Colruyt ne voulait pas que Test-Achats conteste son titre de champion des prix

©BELGA

La dernière étude comparative des prix des supermarchés réalisée par Test-Achats n’a pas plu à Colruyt. Qui a attaqué en justice. Et a perdu. Colruyt n’a pas été en mesure de prouver la faute.

Peut-on rire de tout? Vous connaissez la chanson… Oui, on peut, mais pas avec tout le monde. Prenez Colruyt  , par exemple. Le distributeur a certainement de l’humour, mais pas lorsqu’il s’agit de son titre de champion des prix! Demandez donc à Test-Achats ce qu’ils en pensent… Lors de sa dernière étude annuelle de comparaison des prix, publiée à la fin du mois de novembre, l’association de défense des droits des consommateurs Test-Achats a classé Colruyt en tête de deux des trois catégories, titrant son communiqué comme suit: "Supermarchés: Colruyt reste globalement le moins cher".

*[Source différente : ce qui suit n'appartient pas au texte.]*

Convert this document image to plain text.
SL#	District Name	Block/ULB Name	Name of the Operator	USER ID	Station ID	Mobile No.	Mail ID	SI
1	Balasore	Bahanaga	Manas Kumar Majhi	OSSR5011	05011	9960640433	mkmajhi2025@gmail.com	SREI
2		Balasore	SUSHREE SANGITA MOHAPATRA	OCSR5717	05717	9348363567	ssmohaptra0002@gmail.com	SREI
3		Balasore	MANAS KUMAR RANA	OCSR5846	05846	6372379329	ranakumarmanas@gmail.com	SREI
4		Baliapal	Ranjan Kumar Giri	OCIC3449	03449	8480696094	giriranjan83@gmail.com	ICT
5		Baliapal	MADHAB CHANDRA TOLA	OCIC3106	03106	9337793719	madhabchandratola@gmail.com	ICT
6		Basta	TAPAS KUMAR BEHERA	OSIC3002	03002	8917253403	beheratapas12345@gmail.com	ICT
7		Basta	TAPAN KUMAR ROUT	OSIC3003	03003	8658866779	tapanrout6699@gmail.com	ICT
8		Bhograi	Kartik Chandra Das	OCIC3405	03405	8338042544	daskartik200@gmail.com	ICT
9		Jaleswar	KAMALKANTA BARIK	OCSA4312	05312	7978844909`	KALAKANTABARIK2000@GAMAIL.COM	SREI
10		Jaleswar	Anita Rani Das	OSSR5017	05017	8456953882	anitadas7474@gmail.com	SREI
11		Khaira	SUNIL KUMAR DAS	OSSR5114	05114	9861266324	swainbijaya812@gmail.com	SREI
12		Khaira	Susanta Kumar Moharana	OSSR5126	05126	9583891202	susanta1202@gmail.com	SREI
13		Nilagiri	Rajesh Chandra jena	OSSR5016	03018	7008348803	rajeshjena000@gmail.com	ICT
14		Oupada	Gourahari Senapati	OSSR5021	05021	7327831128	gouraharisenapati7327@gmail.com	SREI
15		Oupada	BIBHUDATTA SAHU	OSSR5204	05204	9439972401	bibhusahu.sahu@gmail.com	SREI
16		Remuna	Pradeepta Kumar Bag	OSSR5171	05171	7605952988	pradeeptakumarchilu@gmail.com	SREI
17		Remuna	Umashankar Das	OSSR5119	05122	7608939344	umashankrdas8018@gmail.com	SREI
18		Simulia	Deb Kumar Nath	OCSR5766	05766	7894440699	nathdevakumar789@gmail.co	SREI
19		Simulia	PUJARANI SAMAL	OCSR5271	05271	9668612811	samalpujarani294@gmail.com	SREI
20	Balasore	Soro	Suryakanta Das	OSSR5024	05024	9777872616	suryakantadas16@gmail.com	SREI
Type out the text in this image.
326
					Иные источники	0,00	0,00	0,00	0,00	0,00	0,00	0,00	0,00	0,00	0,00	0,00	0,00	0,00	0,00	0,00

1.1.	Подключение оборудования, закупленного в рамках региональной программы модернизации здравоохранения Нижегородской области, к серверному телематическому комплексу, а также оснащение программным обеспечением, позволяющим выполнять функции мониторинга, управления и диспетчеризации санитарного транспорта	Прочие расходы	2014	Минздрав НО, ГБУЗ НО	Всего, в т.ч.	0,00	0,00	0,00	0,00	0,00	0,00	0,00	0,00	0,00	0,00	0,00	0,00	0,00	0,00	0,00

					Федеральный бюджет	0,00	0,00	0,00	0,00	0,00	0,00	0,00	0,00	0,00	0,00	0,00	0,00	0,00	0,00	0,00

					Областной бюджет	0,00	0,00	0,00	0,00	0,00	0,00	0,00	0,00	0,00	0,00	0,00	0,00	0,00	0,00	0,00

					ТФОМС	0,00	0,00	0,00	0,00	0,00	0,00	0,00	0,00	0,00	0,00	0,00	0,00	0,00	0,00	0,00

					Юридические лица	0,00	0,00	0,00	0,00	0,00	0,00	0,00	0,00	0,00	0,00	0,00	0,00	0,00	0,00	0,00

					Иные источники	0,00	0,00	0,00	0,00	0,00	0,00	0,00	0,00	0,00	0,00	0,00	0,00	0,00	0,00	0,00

"Sur la méthodologie, nous étions difficilement attaquables."
test-achats

On vous passe les détails, mais il nous revient que ce "globalement" est resté en travers de la gorge des responsables de Colruyt qui ont décidé de traîner Test-Achats en justice devant le tribunal de l’entreprise néerlandophone de Bruxelles. Le distributeur de Hal reprochait à Test-Achats d’avoir changé sa méthodologie de comparaison des prix en y intégrant, cette fois, les prix récoltés sur les sites internet des distributeurs. D’après Colruyt, ce sont les erreurs de cette nouvelle méthodologie qui a débouché sur un résultat tronqué de l’enquête. Car si Colruyt apparaît toujours en tête du classement des distributeurs pour les produits de marques nationales et internationales et pour les produits premiers prix, ce n’est plus le cas quand il s’agit des marques du distributeur.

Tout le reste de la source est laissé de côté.